Curbing Teacher Burnout with a Healthier School Ecosystem
School leaders can’t shield teachers from some sources of stress. Challenges such as new state standards, funding concerns, or difficult parent relationships are storms educators of all stripes must weather. What administrators can do, however, is create a school environment that correlates with strong records of teacher retention.
Part of this hinges on the delegation of responsibilities (i.e., making sure that no teacher bears a greater weight than necessary). The other half of the solution centers on manifesting a healthier school ecosystem. No one institution has the same requirements as another, but most all schools will achieve a healthier, more productive environment if school leaders:
- Provide support when behavioral concerns disrupt student learning and teachers’ responsibility to conduct class. (If a kid swears at his teacher, and returns from the principal’s office holding a sucker, it’s a problem.)
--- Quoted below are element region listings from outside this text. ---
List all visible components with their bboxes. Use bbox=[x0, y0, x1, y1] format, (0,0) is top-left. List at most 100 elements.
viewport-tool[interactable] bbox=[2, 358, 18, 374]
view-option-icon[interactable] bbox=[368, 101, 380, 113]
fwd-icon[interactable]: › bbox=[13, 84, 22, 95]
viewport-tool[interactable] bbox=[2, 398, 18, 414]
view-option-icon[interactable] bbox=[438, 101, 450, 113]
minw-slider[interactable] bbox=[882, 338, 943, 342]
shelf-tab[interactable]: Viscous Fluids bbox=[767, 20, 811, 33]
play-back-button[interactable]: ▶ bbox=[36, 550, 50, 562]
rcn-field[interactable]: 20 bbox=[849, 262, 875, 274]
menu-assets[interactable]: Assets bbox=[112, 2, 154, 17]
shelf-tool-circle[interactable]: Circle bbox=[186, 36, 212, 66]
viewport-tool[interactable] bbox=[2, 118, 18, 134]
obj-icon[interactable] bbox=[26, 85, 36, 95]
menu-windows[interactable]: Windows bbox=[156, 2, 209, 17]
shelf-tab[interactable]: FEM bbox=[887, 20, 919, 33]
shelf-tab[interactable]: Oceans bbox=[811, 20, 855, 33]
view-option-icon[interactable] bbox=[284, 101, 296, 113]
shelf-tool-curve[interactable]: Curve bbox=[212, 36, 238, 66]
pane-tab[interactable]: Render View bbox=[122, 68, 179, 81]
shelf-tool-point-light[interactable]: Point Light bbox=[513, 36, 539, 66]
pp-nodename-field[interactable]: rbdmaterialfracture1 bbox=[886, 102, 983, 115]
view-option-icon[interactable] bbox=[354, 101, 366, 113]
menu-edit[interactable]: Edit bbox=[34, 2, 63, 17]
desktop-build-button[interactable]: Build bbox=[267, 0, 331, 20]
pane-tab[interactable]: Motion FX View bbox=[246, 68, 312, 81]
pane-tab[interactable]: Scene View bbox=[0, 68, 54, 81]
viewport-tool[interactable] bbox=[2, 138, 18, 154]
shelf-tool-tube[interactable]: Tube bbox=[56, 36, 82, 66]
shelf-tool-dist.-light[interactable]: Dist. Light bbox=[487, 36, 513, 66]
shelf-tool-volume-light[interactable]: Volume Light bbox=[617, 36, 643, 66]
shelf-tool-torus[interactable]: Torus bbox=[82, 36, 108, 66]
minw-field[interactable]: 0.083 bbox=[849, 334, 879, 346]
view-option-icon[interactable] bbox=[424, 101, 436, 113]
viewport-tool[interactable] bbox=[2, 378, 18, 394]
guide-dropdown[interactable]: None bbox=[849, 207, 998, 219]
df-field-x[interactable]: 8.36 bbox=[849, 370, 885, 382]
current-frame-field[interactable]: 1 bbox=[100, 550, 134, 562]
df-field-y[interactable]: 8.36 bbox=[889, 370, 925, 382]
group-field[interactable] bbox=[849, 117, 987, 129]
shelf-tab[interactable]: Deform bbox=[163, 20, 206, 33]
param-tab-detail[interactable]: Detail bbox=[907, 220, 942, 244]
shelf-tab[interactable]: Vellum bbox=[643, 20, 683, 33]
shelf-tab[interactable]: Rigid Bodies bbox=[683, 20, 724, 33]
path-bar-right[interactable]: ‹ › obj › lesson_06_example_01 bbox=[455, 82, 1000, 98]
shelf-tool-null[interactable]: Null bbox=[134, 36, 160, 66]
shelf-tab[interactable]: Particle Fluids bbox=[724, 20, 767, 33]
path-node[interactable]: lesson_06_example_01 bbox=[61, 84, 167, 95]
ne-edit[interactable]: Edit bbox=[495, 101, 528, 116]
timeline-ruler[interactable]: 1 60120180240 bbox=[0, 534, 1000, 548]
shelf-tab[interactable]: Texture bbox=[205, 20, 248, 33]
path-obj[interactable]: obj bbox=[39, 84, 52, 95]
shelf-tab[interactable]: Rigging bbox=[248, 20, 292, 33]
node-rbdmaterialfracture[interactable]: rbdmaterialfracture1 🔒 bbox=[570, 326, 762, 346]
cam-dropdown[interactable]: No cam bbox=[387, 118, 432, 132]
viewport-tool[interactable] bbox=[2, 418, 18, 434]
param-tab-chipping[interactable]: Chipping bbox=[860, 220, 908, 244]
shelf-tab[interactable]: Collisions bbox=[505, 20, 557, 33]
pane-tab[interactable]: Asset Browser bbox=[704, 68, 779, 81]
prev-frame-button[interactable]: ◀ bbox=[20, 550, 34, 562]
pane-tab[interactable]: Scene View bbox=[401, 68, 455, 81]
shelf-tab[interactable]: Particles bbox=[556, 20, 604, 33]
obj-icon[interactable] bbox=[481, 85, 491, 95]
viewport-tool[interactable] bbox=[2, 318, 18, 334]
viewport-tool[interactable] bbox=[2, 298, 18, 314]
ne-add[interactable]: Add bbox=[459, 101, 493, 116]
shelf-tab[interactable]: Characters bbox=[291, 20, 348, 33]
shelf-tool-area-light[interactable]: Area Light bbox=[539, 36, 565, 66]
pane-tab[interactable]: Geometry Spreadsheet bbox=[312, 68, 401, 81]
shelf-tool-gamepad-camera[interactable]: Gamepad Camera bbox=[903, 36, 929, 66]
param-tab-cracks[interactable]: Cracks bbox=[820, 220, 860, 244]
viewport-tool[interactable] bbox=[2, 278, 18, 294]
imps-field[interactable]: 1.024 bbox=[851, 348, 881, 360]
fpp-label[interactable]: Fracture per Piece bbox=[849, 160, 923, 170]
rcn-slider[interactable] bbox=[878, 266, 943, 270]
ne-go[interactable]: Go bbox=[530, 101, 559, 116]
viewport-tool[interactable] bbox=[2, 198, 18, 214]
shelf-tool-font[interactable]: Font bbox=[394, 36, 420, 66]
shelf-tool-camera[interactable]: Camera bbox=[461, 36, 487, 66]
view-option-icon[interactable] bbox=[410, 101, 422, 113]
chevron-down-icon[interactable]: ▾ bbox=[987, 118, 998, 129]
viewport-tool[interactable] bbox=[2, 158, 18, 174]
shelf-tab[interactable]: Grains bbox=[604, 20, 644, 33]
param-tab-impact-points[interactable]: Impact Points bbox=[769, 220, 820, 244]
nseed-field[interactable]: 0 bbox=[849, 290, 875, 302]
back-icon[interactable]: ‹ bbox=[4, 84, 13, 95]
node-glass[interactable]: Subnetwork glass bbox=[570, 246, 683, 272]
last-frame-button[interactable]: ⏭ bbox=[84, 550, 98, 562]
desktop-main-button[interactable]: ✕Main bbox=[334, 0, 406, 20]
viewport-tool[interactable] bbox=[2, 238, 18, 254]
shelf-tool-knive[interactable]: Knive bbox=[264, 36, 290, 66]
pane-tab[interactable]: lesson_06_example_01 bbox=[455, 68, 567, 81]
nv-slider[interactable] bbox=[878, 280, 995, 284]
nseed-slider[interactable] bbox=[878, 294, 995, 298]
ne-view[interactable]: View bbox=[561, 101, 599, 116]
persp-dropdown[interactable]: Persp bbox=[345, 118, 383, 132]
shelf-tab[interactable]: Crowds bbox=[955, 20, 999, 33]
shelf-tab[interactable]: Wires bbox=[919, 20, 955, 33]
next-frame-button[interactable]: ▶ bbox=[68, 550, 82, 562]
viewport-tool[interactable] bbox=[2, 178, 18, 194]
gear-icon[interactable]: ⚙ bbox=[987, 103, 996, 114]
- Help outline goals based on what the individual instructor feels will make the most positive impact on his or her classroom.
- Showcase positive results, deliver praise publicly, and offer constructive feedback in a private setting.
Curbing Teacher Burnout with Greater Autonomy
Teachers often feel constrained in their ability to exercise their professional judgment. With state standards, school initiatives, and increasing public scrutiny dictating much of what they do in the classroom, teachers often express feeling less like trained professionals practicing their craft and more like automatons delivering prescribed curricula and nothing more. They are not running a daycare, and yet that’s how the misinformed view the job.
To establish and encourage professional autonomy, and by extension, create an environment that keeps good educators in the classroom, school leaders can:
- Create continuous improvement plans based on teacher feedback.
- Offer a range of pre-selected trainings that give teachers autonomy while also making room for district oversight.
- Measure progress and outcomes that make the case for why educators ought to control their own curriculum based on students’ needs.
- Listen and create solutions for the day-to-day challenges and stressors teachers are facing in the classroom.